Avec le ballon aussi, Paris montre de nouvelles velléités. Outre le positionnement de Marco Verratti un peu plus haut sur le terrain (même si c’était moins flagrant contre Brest qu’à Sainté), on a senti une équipe qui avait pour consigne de jouer court au sol, en triangle, et sans trop tricoter entre chaque passe. On verra si ça tiendra avec le retour du roi de la maille brésilien, mais ce PSG-là est déjà moins soporifique à voir jouer qu’il n’a pu l’être ces derniers mois.

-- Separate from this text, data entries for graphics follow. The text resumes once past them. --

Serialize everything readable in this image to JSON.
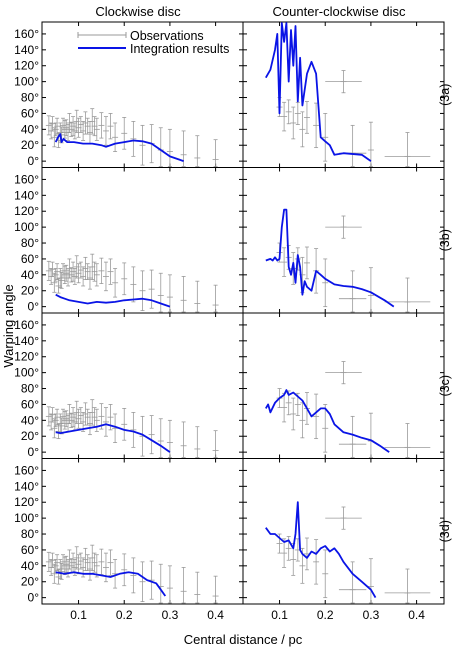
{
  "column_titles": [
    "Clockwise disc",
    "Counter-clockwise disc"
  ],
  "ylabel": "Warping angle",
  "xlabel": "Central distance / pc",
  "legend": {
    "observations": "Observations",
    "integration": "Integration results"
  },
  "colors": {
    "integration": "#0a14e6",
    "observations": "#9a9a9a",
    "frame": "#000000"
  },
  "chart_data": {
    "type": "line",
    "xlim": [
      0.02,
      0.46
    ],
    "ylim": [
      -8,
      175
    ],
    "x_ticks": [
      0.1,
      0.2,
      0.3,
      0.4
    ],
    "x_tick_labels": [
      "0.1",
      "0.2",
      "0.3",
      "0.4"
    ],
    "y_ticks": [
      0,
      20,
      40,
      60,
      80,
      100,
      120,
      140,
      160
    ],
    "y_tick_labels": [
      "0°",
      "20°",
      "40°",
      "60°",
      "80°",
      "100°",
      "120°",
      "140°",
      "160°"
    ],
    "row_labels": [
      "(3a)",
      "(3b)",
      "(3c)",
      "(3d)"
    ],
    "observations_cw": [
      [
        0.035,
        45,
        12
      ],
      [
        0.04,
        38,
        10
      ],
      [
        0.043,
        47,
        9
      ],
      [
        0.047,
        30,
        12
      ],
      [
        0.05,
        40,
        8
      ],
      [
        0.053,
        44,
        10
      ],
      [
        0.056,
        26,
        9
      ],
      [
        0.06,
        36,
        12
      ],
      [
        0.063,
        33,
        10
      ],
      [
        0.066,
        45,
        9
      ],
      [
        0.07,
        40,
        11
      ],
      [
        0.073,
        42,
        10
      ],
      [
        0.077,
        36,
        10
      ],
      [
        0.08,
        48,
        12
      ],
      [
        0.084,
        40,
        9
      ],
      [
        0.088,
        44,
        12
      ],
      [
        0.092,
        38,
        10
      ],
      [
        0.096,
        50,
        14
      ],
      [
        0.1,
        42,
        12
      ],
      [
        0.105,
        46,
        10
      ],
      [
        0.11,
        38,
        12
      ],
      [
        0.115,
        48,
        14
      ],
      [
        0.12,
        44,
        10
      ],
      [
        0.125,
        36,
        14
      ],
      [
        0.13,
        50,
        16
      ],
      [
        0.135,
        44,
        12
      ],
      [
        0.14,
        40,
        14
      ],
      [
        0.15,
        45,
        16
      ],
      [
        0.16,
        38,
        18
      ],
      [
        0.17,
        44,
        16
      ],
      [
        0.18,
        30,
        18
      ],
      [
        0.2,
        35,
        20
      ],
      [
        0.22,
        28,
        22
      ],
      [
        0.24,
        20,
        25
      ],
      [
        0.26,
        22,
        24
      ],
      [
        0.28,
        14,
        28
      ],
      [
        0.3,
        12,
        28
      ],
      [
        0.33,
        8,
        30
      ],
      [
        0.36,
        4,
        28
      ],
      [
        0.4,
        2,
        25
      ]
    ],
    "observations_ccw": [
      [
        0.1,
        68,
        12
      ],
      [
        0.11,
        56,
        18
      ],
      [
        0.12,
        62,
        15
      ],
      [
        0.13,
        48,
        20
      ],
      [
        0.14,
        60,
        14
      ],
      [
        0.15,
        40,
        22
      ],
      [
        0.16,
        55,
        20
      ],
      [
        0.18,
        45,
        28
      ],
      [
        0.2,
        30,
        30
      ],
      [
        0.24,
        100,
        14
      ],
      [
        0.26,
        10,
        35
      ],
      [
        0.3,
        14,
        35
      ],
      [
        0.38,
        6,
        30
      ]
    ],
    "observations_ccw_xerr": [
      [
        0.24,
        0.04
      ],
      [
        0.38,
        0.05
      ],
      [
        0.26,
        0.03
      ]
    ],
    "panels": [
      {
        "label": "(3a)",
        "cw": [
          [
            0.05,
            24
          ],
          [
            0.055,
            30
          ],
          [
            0.06,
            34
          ],
          [
            0.063,
            24
          ],
          [
            0.067,
            28
          ],
          [
            0.075,
            24
          ],
          [
            0.09,
            24
          ],
          [
            0.11,
            22
          ],
          [
            0.13,
            22
          ],
          [
            0.15,
            20
          ],
          [
            0.16,
            18
          ],
          [
            0.18,
            22
          ],
          [
            0.2,
            24
          ],
          [
            0.22,
            26
          ],
          [
            0.24,
            25
          ],
          [
            0.26,
            22
          ],
          [
            0.28,
            14
          ],
          [
            0.3,
            6
          ],
          [
            0.32,
            2
          ],
          [
            0.33,
            0
          ]
        ],
        "ccw": [
          [
            0.07,
            105
          ],
          [
            0.08,
            115
          ],
          [
            0.09,
            140
          ],
          [
            0.095,
            160
          ],
          [
            0.1,
            60
          ],
          [
            0.105,
            175
          ],
          [
            0.11,
            150
          ],
          [
            0.115,
            175
          ],
          [
            0.12,
            100
          ],
          [
            0.125,
            165
          ],
          [
            0.13,
            120
          ],
          [
            0.135,
            170
          ],
          [
            0.14,
            75
          ],
          [
            0.145,
            130
          ],
          [
            0.15,
            70
          ],
          [
            0.16,
            110
          ],
          [
            0.17,
            125
          ],
          [
            0.18,
            110
          ],
          [
            0.19,
            30
          ],
          [
            0.2,
            25
          ],
          [
            0.21,
            20
          ],
          [
            0.22,
            8
          ],
          [
            0.24,
            10
          ],
          [
            0.28,
            8
          ],
          [
            0.3,
            0
          ]
        ]
      },
      {
        "label": "(3b)",
        "cw": [
          [
            0.05,
            15
          ],
          [
            0.06,
            12
          ],
          [
            0.07,
            10
          ],
          [
            0.08,
            8
          ],
          [
            0.1,
            6
          ],
          [
            0.12,
            4
          ],
          [
            0.14,
            6
          ],
          [
            0.16,
            5
          ],
          [
            0.18,
            6
          ],
          [
            0.2,
            8
          ],
          [
            0.22,
            9
          ],
          [
            0.24,
            10
          ],
          [
            0.26,
            8
          ],
          [
            0.28,
            4
          ],
          [
            0.3,
            0
          ]
        ],
        "ccw": [
          [
            0.07,
            58
          ],
          [
            0.08,
            60
          ],
          [
            0.085,
            58
          ],
          [
            0.09,
            62
          ],
          [
            0.095,
            58
          ],
          [
            0.1,
            60
          ],
          [
            0.105,
            100
          ],
          [
            0.11,
            122
          ],
          [
            0.115,
            122
          ],
          [
            0.12,
            50
          ],
          [
            0.125,
            40
          ],
          [
            0.13,
            55
          ],
          [
            0.135,
            30
          ],
          [
            0.14,
            65
          ],
          [
            0.145,
            50
          ],
          [
            0.15,
            15
          ],
          [
            0.155,
            32
          ],
          [
            0.16,
            25
          ],
          [
            0.17,
            20
          ],
          [
            0.18,
            45
          ],
          [
            0.19,
            40
          ],
          [
            0.2,
            35
          ],
          [
            0.22,
            28
          ],
          [
            0.24,
            26
          ],
          [
            0.26,
            25
          ],
          [
            0.28,
            22
          ],
          [
            0.3,
            18
          ],
          [
            0.33,
            8
          ],
          [
            0.35,
            0
          ]
        ]
      },
      {
        "label": "(3c)",
        "cw": [
          [
            0.05,
            25
          ],
          [
            0.06,
            24
          ],
          [
            0.08,
            26
          ],
          [
            0.1,
            28
          ],
          [
            0.12,
            30
          ],
          [
            0.14,
            32
          ],
          [
            0.16,
            35
          ],
          [
            0.18,
            32
          ],
          [
            0.2,
            28
          ],
          [
            0.22,
            26
          ],
          [
            0.24,
            22
          ],
          [
            0.26,
            15
          ],
          [
            0.28,
            8
          ],
          [
            0.3,
            0
          ]
        ],
        "ccw": [
          [
            0.07,
            55
          ],
          [
            0.075,
            60
          ],
          [
            0.08,
            50
          ],
          [
            0.09,
            62
          ],
          [
            0.1,
            68
          ],
          [
            0.11,
            72
          ],
          [
            0.115,
            78
          ],
          [
            0.12,
            72
          ],
          [
            0.13,
            75
          ],
          [
            0.14,
            70
          ],
          [
            0.15,
            65
          ],
          [
            0.16,
            55
          ],
          [
            0.17,
            45
          ],
          [
            0.18,
            50
          ],
          [
            0.19,
            55
          ],
          [
            0.2,
            55
          ],
          [
            0.21,
            48
          ],
          [
            0.22,
            35
          ],
          [
            0.24,
            25
          ],
          [
            0.26,
            22
          ],
          [
            0.28,
            18
          ],
          [
            0.3,
            15
          ],
          [
            0.32,
            8
          ],
          [
            0.34,
            0
          ]
        ]
      },
      {
        "label": "(3d)",
        "cw": [
          [
            0.05,
            32
          ],
          [
            0.07,
            30
          ],
          [
            0.09,
            32
          ],
          [
            0.11,
            30
          ],
          [
            0.13,
            30
          ],
          [
            0.15,
            28
          ],
          [
            0.17,
            26
          ],
          [
            0.19,
            30
          ],
          [
            0.21,
            32
          ],
          [
            0.23,
            30
          ],
          [
            0.25,
            22
          ],
          [
            0.27,
            18
          ],
          [
            0.28,
            10
          ],
          [
            0.29,
            2
          ]
        ],
        "ccw": [
          [
            0.07,
            88
          ],
          [
            0.08,
            80
          ],
          [
            0.09,
            80
          ],
          [
            0.1,
            75
          ],
          [
            0.11,
            70
          ],
          [
            0.12,
            72
          ],
          [
            0.13,
            62
          ],
          [
            0.135,
            80
          ],
          [
            0.14,
            120
          ],
          [
            0.145,
            60
          ],
          [
            0.15,
            55
          ],
          [
            0.16,
            50
          ],
          [
            0.17,
            58
          ],
          [
            0.18,
            55
          ],
          [
            0.19,
            62
          ],
          [
            0.2,
            65
          ],
          [
            0.21,
            58
          ],
          [
            0.22,
            62
          ],
          [
            0.23,
            55
          ],
          [
            0.24,
            45
          ],
          [
            0.26,
            30
          ],
          [
            0.28,
            20
          ],
          [
            0.3,
            10
          ],
          [
            0.31,
            0
          ]
        ]
      }
    ]
  }
}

Interrogé sur le style de son nouvel entraîneur, Sarabia aborde un point intéressant : « Il veut qu’on ait beaucoup le ballon et qu’on renverse beaucoup le jeu pour déstabiliser l’adversaire ». C’est aussi un point qui nous a sautés aux yeux samedi : cette tendance qu’avaient les Parisiens à endormir leur adversaire sur un côté du terrain pour tout renverser en une ou deux passes et déstabiliser le bloc adverse.

Big Ultras is watching you.
Big Ultras is watching you. - Alain JOCARD / AFP

Autre nouveauté, les corners. Les suiveurs réguliers du PSG le savent, Paris avait tendance ces dernières années à taper ces coups de pied à deux, à rester tripoter le ballon dans le coin pour finalement ne jamais envoyer quoi que ce soit dans la boîte. C’est visiblement de l’histoire ancienne. Contre Brest, les Parisiens ont tiré directement tous leurs corners et, hasard ou coïncidence, à chaque fois il y a eu danger. Le premier but de Kean est d’ailleurs venu de cette phase de jeu après que Marquinhos a trouvé le poteau d’une belle tête décroisée sur le corner de Di Maria. Une semaine seulement après sa prise de fonction, l’ancien coach de l’Espanyol semble donc avoir réussi à apporter çà et là sa petite touche perso. Prochaine étape de la métamorphose, le trophée des Champions, mercredi, contre l’OM à Bollaert.